Companies like Vertical Field and Netafim have also signed agreements beforehand to allow the use of their technology in the UAE. The fact that multiple companies can invest in different avenues is a sign of the effectiveness of technology in assisting the improvement of Israeli agriculture.
India has also been a consistent collaborator regarding agriculture. The two countries signed a three-year agreement this year for further development of agriculture. The Centre for Cellular and Molecular Platforms (C-Camp) has organized an Agri Grand Challenge to address issues in the Indian sector of farming. The agreement looks to find new technology to “enhance the shelf life of produce” and minimize losses from outside issues. One of these is the white stem borer infestation that has affected coffee crops immensely.
The collaboration of the two countries will bring forth new ways of combating prevalent obstacles. An issue in Israel can be solved in India, and vice versa. The benefits of a cultural and shared relationship can reap massive rewards if properly managed and cared for.

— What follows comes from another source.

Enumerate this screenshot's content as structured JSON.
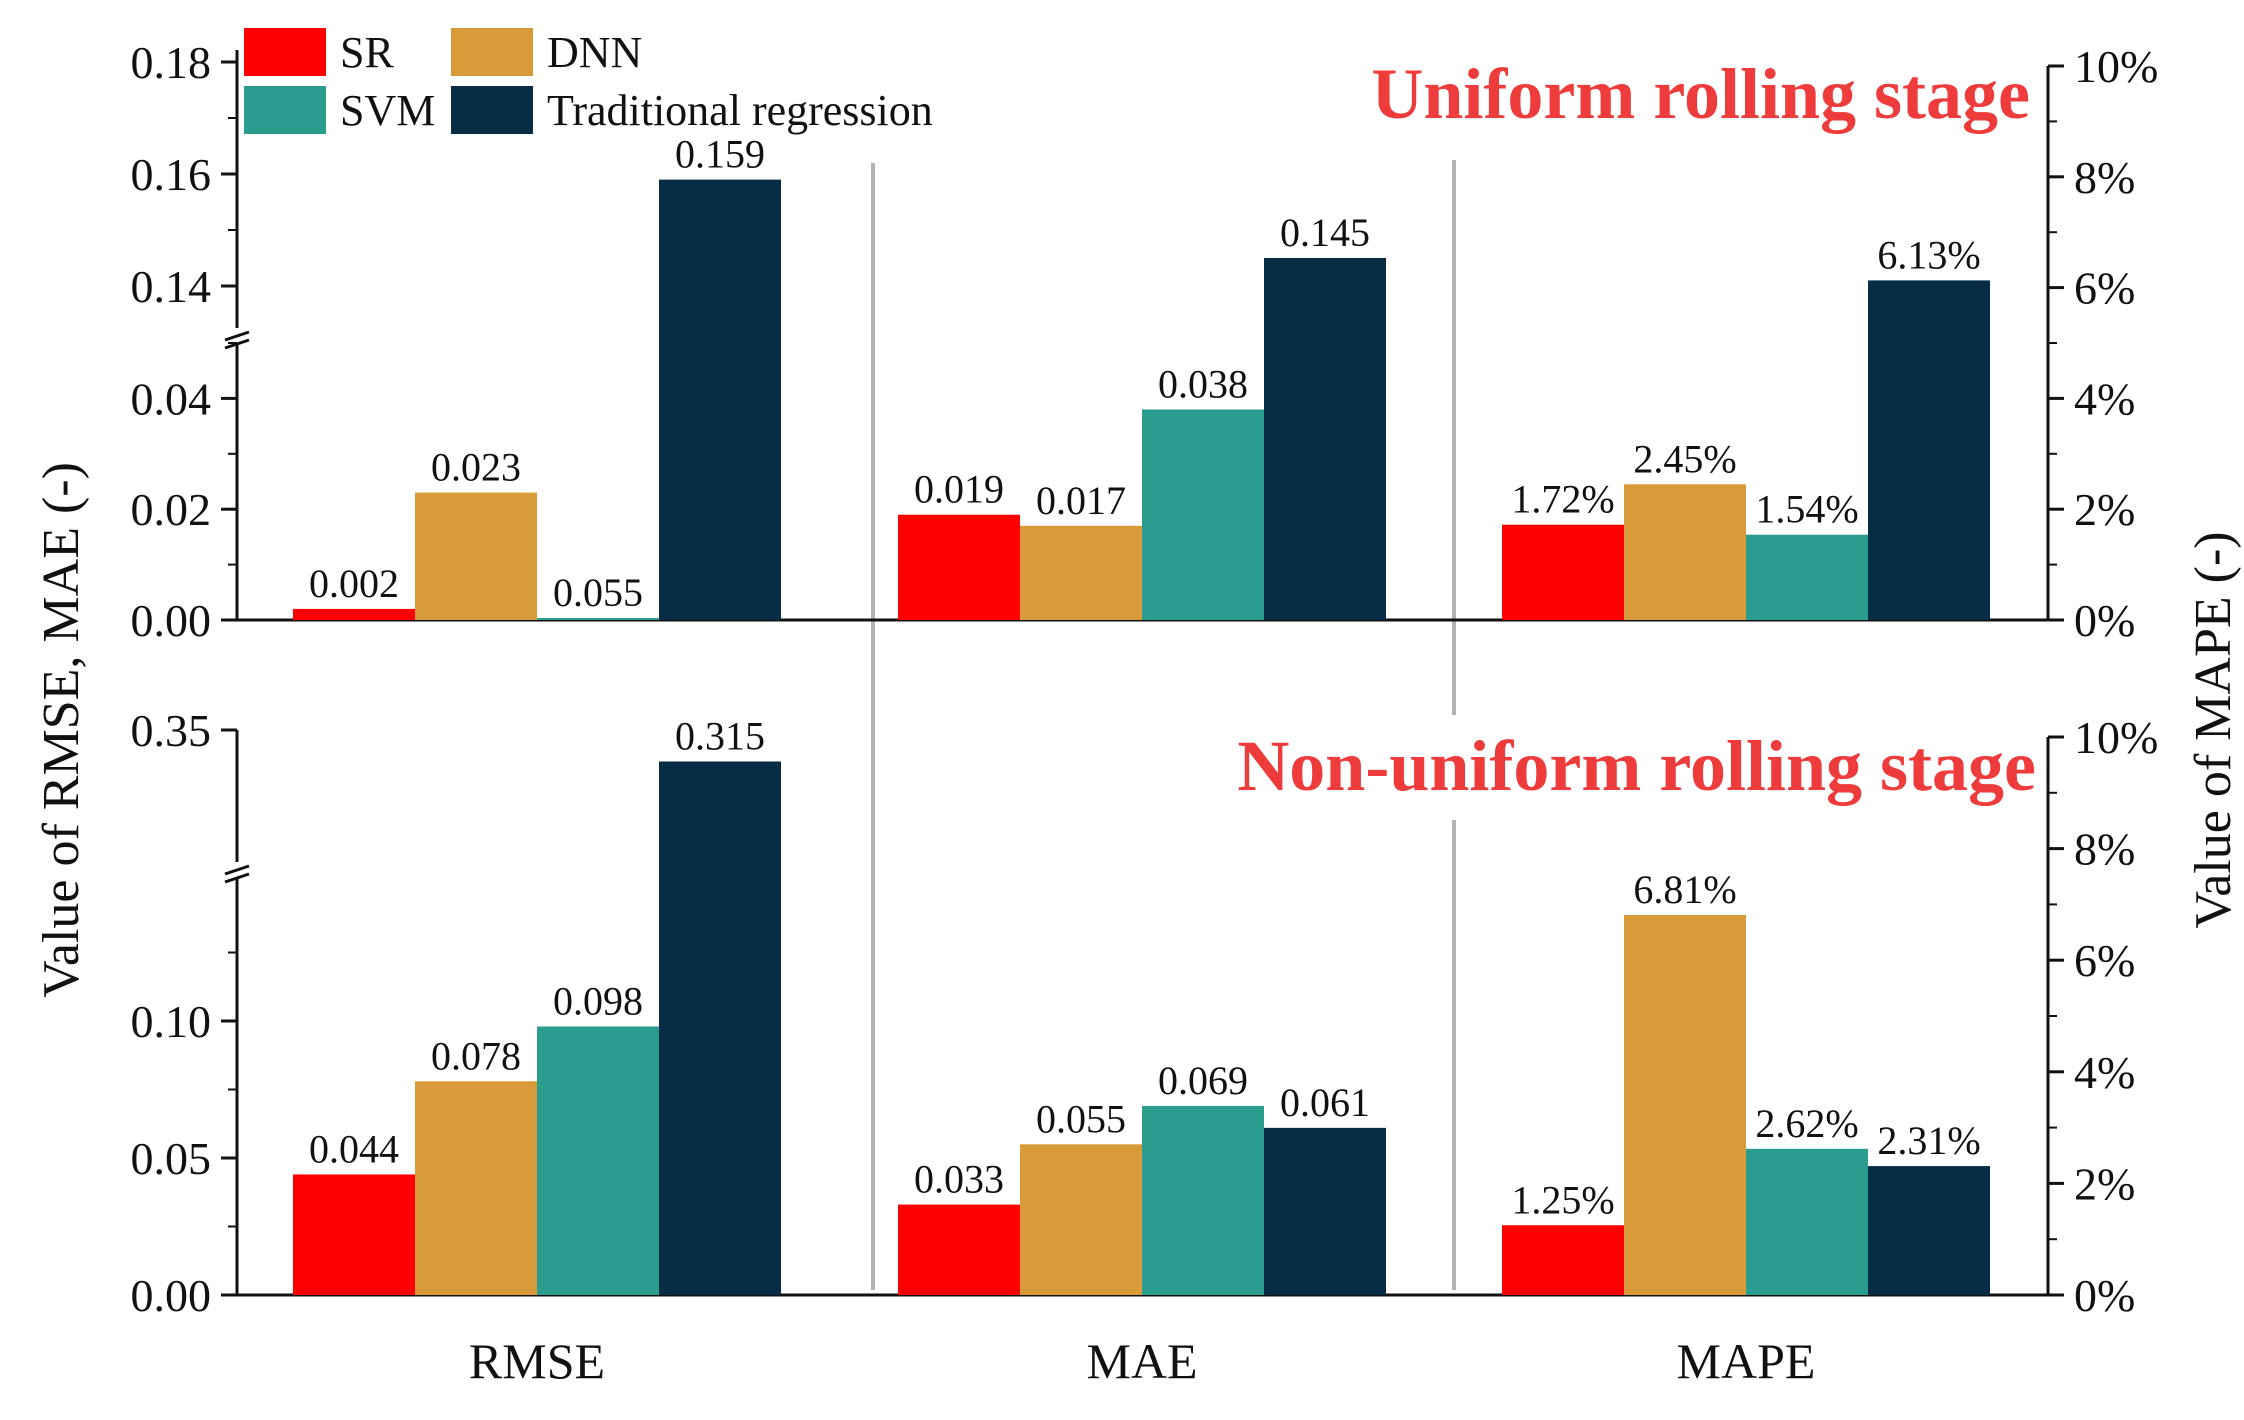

Between the technology and deals with foreign nations, Israel’s agriculture has managed to set itself up to grow past its limitations. The country is now in a position to ensure the continual growth of its industry in ways that will provide stability. Modernization can help foreign countries when under the control and direction of the government and citizens who benefit from the changes. It also ensures that the new technology is shared with other countries that have similar issues.